5. Compressed head gasket volume. We measure this the same way as we did the cylinder volume and piston deck height volume, using the gasket bore and thickness. Let's say we're going to use a 10105117 GM gasket that measures 4.000" bore and 0.028" compressed thickness
http://www.summitracing.com/parts/NAL-10105117/
(.7854 times 4.00 times 4.00 times .028 times 16.387 = 5.76 cc's)
The reason for choosing this thickness of gasket is to set the squish properly (0.035" to 0.045") without having to cut the block decks. Personally, I would want to cut the decks a little just to make sure that each corner of the block is the same distance from the centerline of the main bearing bore. If it took, for instance, 0.015" to get it square, then the block deck height would be 9.000" and the stack would be 9.000", so the piston crown would be dead even with the block deck with the piston at top dead center and you'd want to use a little thicker gasket to set the squish (0.041" gasket would work).
Now, we will add the 5 totals together....
727.41 + 78 + 3.13 + 7 + 5.76 = 821.3 cc's
Now, we will drop out the cylinder volume and add the other 4 values....
78 + 3.13 + 7 + 5.76 = 95.89 cc's
Now, we'll divide the larger value by the smaller value....
821.3 / 95.89
and find a static compression ratio of 8.56:1 with a 0.043" squish (to arrive at this squish, we add the piston deck height of 0.015" and the gasket thickness of 0.028").
Now that you know the SCR of the motor, you are armed with at least one of the determining factors for choosing a camshaft, the relationship of SCR to the closing point of the intake lobe on the cam.
If we look at this chart that I put together, we'll find that the motor (at 8.56) will like a camshaft with around 194 degrees @ 0.050" tappet lift. This is not the only parameter you will use. Others would be engine size, intended use, torque converter stall, transmission used, rear gear used, tire and wheel size, etc. Now, you can move around on that chart by 3/4 of a point either way to tailor the cam to the purpose of the motor. But at least it will give us a starting point to find the proper Dynamic Compression Ratio.
The DCR takes into account the SCR, stroke, rod length and intake closing point on the cam to give you a DCR (an indicator of the relative strength of the motor and it's tolerance for different grades of fuel).
If we use the KB calculator...
http://www.kb-silvolite.com/calc.php?action=comp2
We'll plug in our values of 8.560, 3.480, 5.700 and 36.000 and find a dynamic compression ratio of 8.039:1. This would work fine on crummy pump gas.

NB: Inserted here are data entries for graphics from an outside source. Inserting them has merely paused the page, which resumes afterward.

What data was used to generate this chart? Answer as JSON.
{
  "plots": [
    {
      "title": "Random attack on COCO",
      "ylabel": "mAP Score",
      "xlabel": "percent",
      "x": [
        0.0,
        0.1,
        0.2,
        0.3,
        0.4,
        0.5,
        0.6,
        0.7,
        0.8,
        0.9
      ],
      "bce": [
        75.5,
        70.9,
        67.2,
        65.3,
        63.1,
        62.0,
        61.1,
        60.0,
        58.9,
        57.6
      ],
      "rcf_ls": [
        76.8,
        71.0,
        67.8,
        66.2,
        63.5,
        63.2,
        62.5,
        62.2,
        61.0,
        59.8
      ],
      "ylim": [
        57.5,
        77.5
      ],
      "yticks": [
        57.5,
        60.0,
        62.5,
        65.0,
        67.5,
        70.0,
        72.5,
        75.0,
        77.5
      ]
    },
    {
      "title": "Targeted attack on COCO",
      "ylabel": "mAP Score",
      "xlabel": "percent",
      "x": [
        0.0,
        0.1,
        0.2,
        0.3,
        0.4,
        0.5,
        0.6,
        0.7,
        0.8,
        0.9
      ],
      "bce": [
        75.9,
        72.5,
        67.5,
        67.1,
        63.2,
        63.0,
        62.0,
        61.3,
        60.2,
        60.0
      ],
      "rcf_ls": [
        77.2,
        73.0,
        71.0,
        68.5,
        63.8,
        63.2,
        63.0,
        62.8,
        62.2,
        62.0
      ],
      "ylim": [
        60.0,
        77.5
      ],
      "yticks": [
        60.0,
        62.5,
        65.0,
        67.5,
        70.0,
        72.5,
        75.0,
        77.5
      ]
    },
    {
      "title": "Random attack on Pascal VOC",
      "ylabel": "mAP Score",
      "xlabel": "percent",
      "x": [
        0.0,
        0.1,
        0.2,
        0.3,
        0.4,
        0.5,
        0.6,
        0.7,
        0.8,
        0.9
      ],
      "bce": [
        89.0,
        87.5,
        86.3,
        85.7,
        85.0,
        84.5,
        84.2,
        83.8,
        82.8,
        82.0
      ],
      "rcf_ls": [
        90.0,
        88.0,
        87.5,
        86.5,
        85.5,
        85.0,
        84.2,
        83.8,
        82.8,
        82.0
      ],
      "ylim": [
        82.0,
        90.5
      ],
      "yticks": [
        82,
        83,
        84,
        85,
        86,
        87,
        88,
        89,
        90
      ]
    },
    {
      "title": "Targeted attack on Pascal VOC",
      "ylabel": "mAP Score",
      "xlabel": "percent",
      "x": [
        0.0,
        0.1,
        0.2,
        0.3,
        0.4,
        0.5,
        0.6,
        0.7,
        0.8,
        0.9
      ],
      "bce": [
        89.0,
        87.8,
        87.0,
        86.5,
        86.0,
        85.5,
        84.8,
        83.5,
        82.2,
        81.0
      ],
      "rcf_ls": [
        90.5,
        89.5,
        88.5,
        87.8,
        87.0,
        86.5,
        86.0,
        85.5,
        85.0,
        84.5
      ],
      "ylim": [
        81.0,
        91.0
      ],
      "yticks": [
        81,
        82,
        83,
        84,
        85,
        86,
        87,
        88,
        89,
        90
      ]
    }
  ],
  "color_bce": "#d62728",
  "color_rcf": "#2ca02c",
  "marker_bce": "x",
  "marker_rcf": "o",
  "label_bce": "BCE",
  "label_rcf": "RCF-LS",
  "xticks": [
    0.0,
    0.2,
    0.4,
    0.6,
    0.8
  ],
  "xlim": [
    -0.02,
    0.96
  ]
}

Here's how I got to the 36.000 figure. I looked at Crane Cams site and chose a camshaft with an intake closing point of 21 degrees after bottom dead center @0.050" tappet lift. You'll see the figures at the bottom of the timing card....I like to use Crane because the intake closing point @0.050 is easy to find....
http://www.cranecams.com/product/cart.php?m=product_detail&p=23788
You'll notice the instructions of the KB calculator that tell you to add 15 degrees to the intake closing @ 0.050 figure, so if we add 21 and 15, we will enter 36.000 on the calculator.
Now, armed with this information, anyone should be able to find the SCR and DCR of any motor combination that uses flat top or dished pistons. To figure SCR with a domed piston, ask me how. I'll expand on this post a little and make a new wiki article from it.